Starting Oct. 1, the authority will be charged $1.82 per thousand gallons, and will see an annual increase of 3 percent for the next five years.
Harris said while board members may choose to go with a different rate choice, something will have to be done to accommodate its cost increase.
"Lebanon hands the rate down to us, and we have to, in turn, raise the rates to our customers," Harris said. "(But) we have some options as to what we can do."
Harris said the authority purchases about 98 percent of its water from Lebanon, with the rest trickling in from Gladeville, Murfreesboro and Smithville.
"The way our system's built, Lebanon would have to be our major supplier," Harris said. "The only other option we would have is to build a water plant, and at this particular point in time, that's not feasible for us.
"It's going to have to be done. We can't absorb this rate without passing it on to our customers. It's just the cost of doing business."

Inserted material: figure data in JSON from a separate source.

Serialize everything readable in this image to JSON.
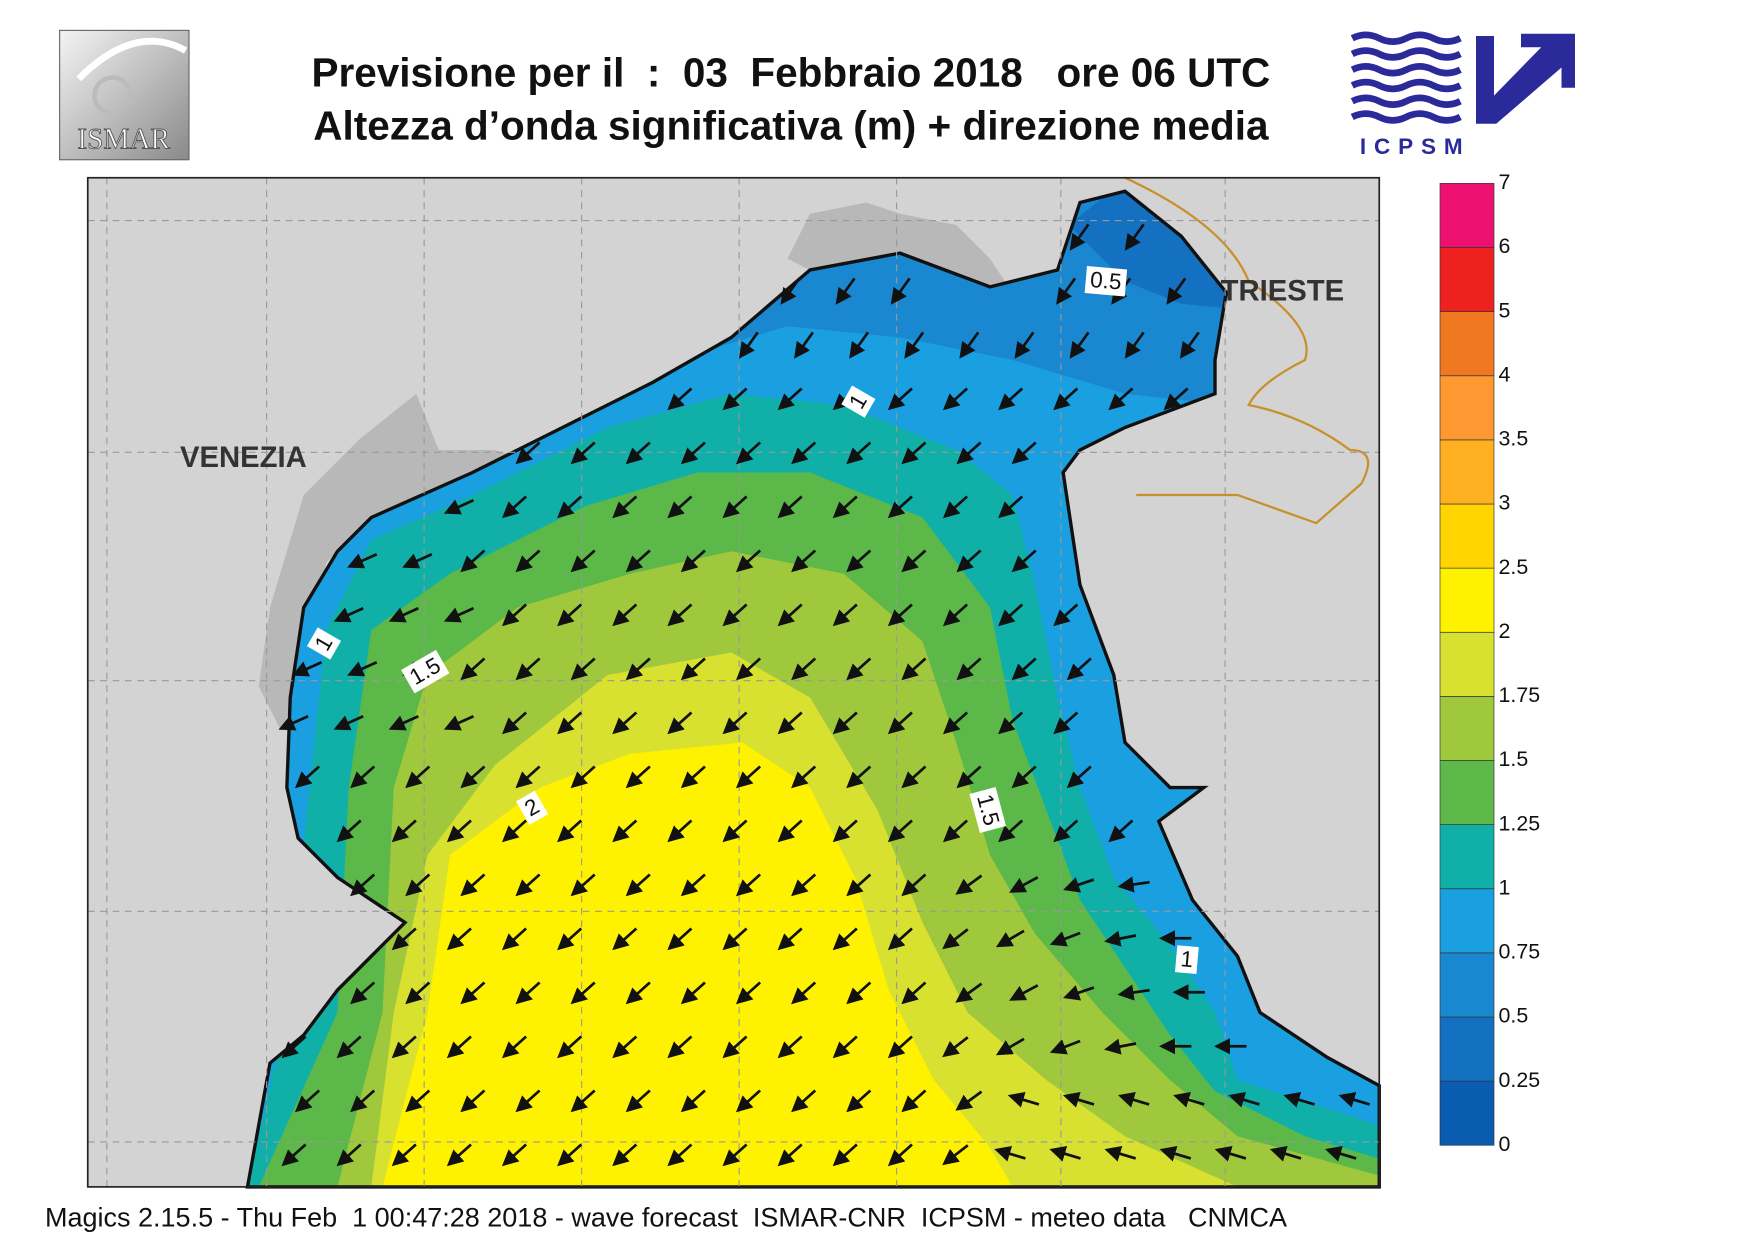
{
  "header": {
    "title_line1": "Previsione per il  :  03  Febbraio 2018   ore 06 UTC",
    "title_line2": "Altezza d’onda significativa (m) + direzione media",
    "logo_left": "ISMAR",
    "logo_right": "ICPSM"
  },
  "map": {
    "cities": [
      "VENEZIA",
      "TRIESTE"
    ],
    "contour_labels": [
      "0.5",
      "1",
      "1",
      "1.5",
      "2",
      "1.5",
      "1"
    ]
  },
  "colorbar": {
    "ticks": [
      0,
      0.25,
      0.5,
      0.75,
      1,
      1.25,
      1.5,
      1.75,
      2,
      2.5,
      3,
      3.5,
      4,
      5,
      6,
      7
    ],
    "colors": [
      "#0a5cb0",
      "#1470c0",
      "#1a88d0",
      "#1aa0e0",
      "#10b0a8",
      "#5cb848",
      "#a0c83c",
      "#d8e030",
      "#fff200",
      "#ffd400",
      "#ffb020",
      "#ff9830",
      "#f07820",
      "#ee2020",
      "#ee1070"
    ]
  },
  "footer": "Magics 2.15.5 - Thu Feb  1 00:47:28 2018 - wave forecast  ISMAR-CNR  ICPSM - meteo data   CNMCA"
}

He said he still wants to propose to the board an average rate which would create one large increase rather than incremental increases over five years.
Harris added sewer rates would not be affected.
For the city of Lebanon, about 10 percent of the city's water revenue comes from utility districts, according to Lebanon City Finance Commissioner Hal Bittinger.
He noted the water authorities and utility districts pay less than residential and even industrial users.
"We sell them (water authorities) hundreds of thousands of gallons through one meter," Bittinger said. "… The price is higher per household because we have the cost of running each individual (water) line. The more you use, the cheaper you get."
Other utilities in the county do not rely on Lebanon to nearly the degree Wilson County's Water Authority does, and none expect a rate increase as a result of the impending hikes in Lebanon.
West Wilson and Gladeville buy hardly any water from Lebanon. LaGuardo Utility District General Manager Joey Hardin, whose water district buys about a third of its water from Lebanon, said no increase is planned at this time. Watertown's utility district pumps its water entirely from wells.
Gladeville Utility District, which purchases about 10 percent of its water from Lebanon, is working on a new water tank which, combined with its water plant, should eliminate the purchase entirely.
"We're building a new tank and we've built a new pumping station," General Manager Clifford Walker said. "Before the first of the year we're probably not going to get anything from them. …We would have been self-sufficient before but for an elevation problem."